A Radio Pinwheel Emanating from WR147

TL;DR

This paper reports the detection of a non-thermal radio pinwheel structure around WR147, a WN8 Wolf-Rayet star, suggesting a binary system with a 1.7-year period and providing insights into stellar wind interactions.

Contribution

First detection of a non-thermal radio pinwheel around a WN star, indicating a binary system with unique emission mechanisms and orbital parameters.

Findings

Detected non-thermal synchrotron emission in the pinwheel

Estimated binary period of 1.7 years

Suggests non-thermal emission may be common in WN star pinwheels

Abstract

Wolf-Rayet (WR) stars are evolved massive stars, presumably on their way to becoming supernova. They are characterized by high luminosities and fast and dense stellar winds. We have detected signs of a radio continuum pinwheel associated with WR147, a nitrogen-rich WR star with spectral subtype WN8. These structures are known around a handful of late-type carbon-rich WR stars with massive companions were the dust formed at the zone where the two winds collide produces a plume of dense gas and dust that is carried out with the WR wind. As the binary system rotates, an Archimedean spiral detectable in the infrared is formed.
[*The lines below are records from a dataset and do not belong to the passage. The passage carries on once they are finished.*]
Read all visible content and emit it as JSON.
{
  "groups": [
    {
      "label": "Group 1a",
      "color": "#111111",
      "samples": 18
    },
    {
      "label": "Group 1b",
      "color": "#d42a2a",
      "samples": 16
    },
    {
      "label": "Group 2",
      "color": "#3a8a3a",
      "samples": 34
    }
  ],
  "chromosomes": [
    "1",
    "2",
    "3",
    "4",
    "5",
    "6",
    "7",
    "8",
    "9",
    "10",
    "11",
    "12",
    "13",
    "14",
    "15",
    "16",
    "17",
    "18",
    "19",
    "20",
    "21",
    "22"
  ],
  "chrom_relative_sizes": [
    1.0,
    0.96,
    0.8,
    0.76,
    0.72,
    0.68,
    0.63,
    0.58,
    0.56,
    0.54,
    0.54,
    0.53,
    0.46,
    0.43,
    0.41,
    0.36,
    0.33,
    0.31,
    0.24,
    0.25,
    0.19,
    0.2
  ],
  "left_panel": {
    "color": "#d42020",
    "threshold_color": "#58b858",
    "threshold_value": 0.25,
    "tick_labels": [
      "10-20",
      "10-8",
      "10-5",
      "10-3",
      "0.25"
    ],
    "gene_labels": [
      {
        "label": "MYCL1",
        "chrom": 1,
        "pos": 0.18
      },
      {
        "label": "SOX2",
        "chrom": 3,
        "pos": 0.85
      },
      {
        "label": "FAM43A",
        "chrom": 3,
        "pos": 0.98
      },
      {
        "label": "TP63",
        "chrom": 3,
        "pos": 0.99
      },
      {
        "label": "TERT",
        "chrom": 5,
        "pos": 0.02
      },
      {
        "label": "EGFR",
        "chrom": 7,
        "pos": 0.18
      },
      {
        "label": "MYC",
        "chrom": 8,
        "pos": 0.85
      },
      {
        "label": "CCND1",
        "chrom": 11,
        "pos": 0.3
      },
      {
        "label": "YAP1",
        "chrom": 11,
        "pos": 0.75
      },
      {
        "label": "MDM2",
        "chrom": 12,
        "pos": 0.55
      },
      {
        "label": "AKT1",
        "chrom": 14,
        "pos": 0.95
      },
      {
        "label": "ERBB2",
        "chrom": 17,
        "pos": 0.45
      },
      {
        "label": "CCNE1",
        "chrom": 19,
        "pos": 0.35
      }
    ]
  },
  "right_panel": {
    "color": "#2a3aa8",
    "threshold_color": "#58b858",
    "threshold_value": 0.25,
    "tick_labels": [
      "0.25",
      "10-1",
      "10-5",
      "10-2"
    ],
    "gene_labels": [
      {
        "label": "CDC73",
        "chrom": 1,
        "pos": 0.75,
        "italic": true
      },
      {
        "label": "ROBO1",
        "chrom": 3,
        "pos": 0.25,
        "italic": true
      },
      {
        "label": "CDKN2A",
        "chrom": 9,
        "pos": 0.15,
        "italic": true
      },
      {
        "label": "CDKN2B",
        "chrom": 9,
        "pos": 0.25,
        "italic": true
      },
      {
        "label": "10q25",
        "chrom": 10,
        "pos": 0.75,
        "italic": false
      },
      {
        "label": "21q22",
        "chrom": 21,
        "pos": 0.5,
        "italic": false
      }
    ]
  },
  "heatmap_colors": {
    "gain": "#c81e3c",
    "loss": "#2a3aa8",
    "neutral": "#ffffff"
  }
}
The resulting pinwheel contains information on wind speeds, wind-momentum ratio and orbital parameters. However, WR147 is a WN star and the formation of dust is unlikely so a different emission mechanism must be at work. Our analysis of the data suggests that in this case the emission is dominantly of non-thermal nature (synchrotron), although we cannot exclude that some clumps could be brighter in free-free emission. It is possible that the pinwheels associated with WN stars will be detectable only as non-thermal emitters at radio wavelengths. From the characteristics of the pinwheel we estimate a period of 1.7 years for the binary system (the WN8 star and a companion yet undetected directly) responsible for the pinwheel.